ALFAJR QUOTIDIEN – Journal d'information quotidien comorien

Crise énergétique : Cap vers le fuel lourd

Malgré la baisse de la production du courant constatée depuis les semaines dernières, Soilih Mohamed Djounaid, directeur général de la Sonelec au cours d’un point de presse tenu hier dans son bureau vise la reprise de centrale du Fuel lourd pour assurer la fourniture régulière du courant, réduire les coûts et rassurer la production.

Des délestages et coupures répétitifs exaspèrent la population. Les centrales de la Sonelec fonctionnent par des groupes dont leurs puissances varient entre 1,5 mégawatt à 2 mégawatts de production avec une vitesse très rapide de 1500 tours par minute qui consomment beaucoup. La société travaille d’arrache-pied afin d’assurer une fourniture régulière du courant à ses clients. Le directeur général de la Sonelec compte mettre en œuvre un autre système de production qui sera beaucoup plus efficace pour palier la crise, pour une durée longue avec un coup réduit en terme de maintenance et qui va mettre à l’aise le système de production de la Sonelec. « Je vise beaucoup plus la reprise des travaux de la centrale du Fuel lourd. En effet, les travaux de la centrale étaient à l’arrêt à cause des soucis entre la société indienne ayant obtenu le marché en Inde et la banque qui a financé le projet en Inde. Donc, c’est un problème indien », précise Soilih Mohamed Djounaid.

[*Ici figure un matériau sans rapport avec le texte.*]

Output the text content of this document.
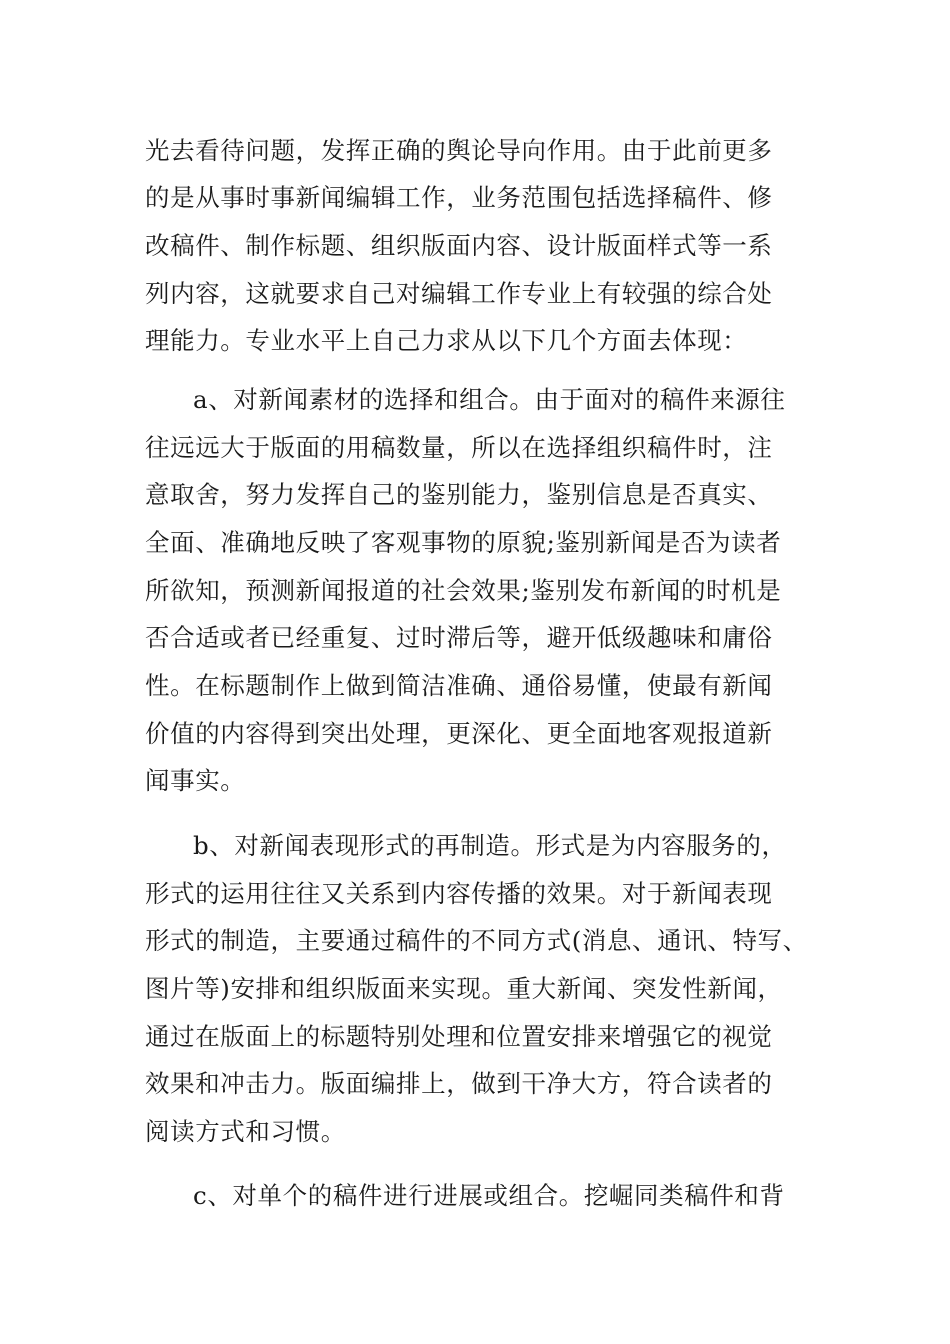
光去看待问题，发挥正确的舆论导向作用。由于此前更多
的是从事时事新闻编辑工作，业务范围包括选择稿件、修
改稿件、制作标题、组织版面内容、设计版面样式等一系
列内容，这就要求自己对编辑工作专业上有较强的综合处
理能力。专业水平上自己力求从以下几个方面去体现：
a、对新闻素材的选择和组合。由于面对的稿件来源往
往远远大于版面的用稿数量，所以在选择组织稿件时，注
意取舍，努力发挥自己的鉴别能力，鉴别信息是否真实、
全面、准确地反映了客观事物的原貌;鉴别新闻是否为读者
所欲知，预测新闻报道的社会效果;鉴别发布新闻的时机是
否合适或者已经重复、过时滞后等，避开低级趣味和庸俗
性。在标题制作上做到简洁准确、通俗易懂，使最有新闻
价值的内容得到突出处理，更深化、更全面地客观报道新
闻事实。
b、对新闻表现形式的再制造。形式是为内容服务的，
形式的运用往往又关系到内容传播的效果。对于新闻表现
形式的制造，主要通过稿件的不同方式(消息、通讯、特写、
图片等)安排和组织版面来实现。重大新闻、突发性新闻，
通过在版面上的标题特别处理和位置安排来增强它的视觉
效果和冲击力。版面编排上，做到干净大方，符合读者的
阅读方式和习惯。
c、对单个的稿件进行进展或组合。挖崛同类稿件和背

Le projet devait prendre fin depuis 2016, malheureusement, il n’a pas pu démarrer, dit-il. Des gros « montants » sont engagés dans cette histoire dont le gouvernement a décidé d’arrêter unilatéralement de payer pour la seule raison que le projet est en standby. « Toutefois, nous sommes en relation avec la société qui a eu le marché et même la banque pour la reprise du projet dans un meilleur délai», a annoncé Soilih Mohamed Djounaid qui a aussi fait savoir que les infrastructures de production actuelles sont des structures provisoires. Deux groupes dans la centrale de Voidju sont lâchés depuis la semaine dernière. Mais ce sont des groupes qui sont sous garanties, selon le directeur général.

Pour rappel, quand le président Azali Assoumani a repris les commandes du pays en 2016, sept groupes électrogènes ont été achetés. Et le pays n’en finit pas avec les délestages et coupures. Le pays régresse. En août dernier, plus d’un milliard de francs comoriens ont été débloqués pour la révision des groupes électrogènes afin d’assurer une fourniture électrique régulière. En vain. Plus de problèmes, moins de solutions.

Lors de sa première sortie médiatique après sa nomination, le directeur de la sonelec a ambitionné fournir de l’électricité dans l’ensemble du pays. Des nouveaux groupes électrogènes ont été réceptionnés.  Mais la société est au bout de ses peines.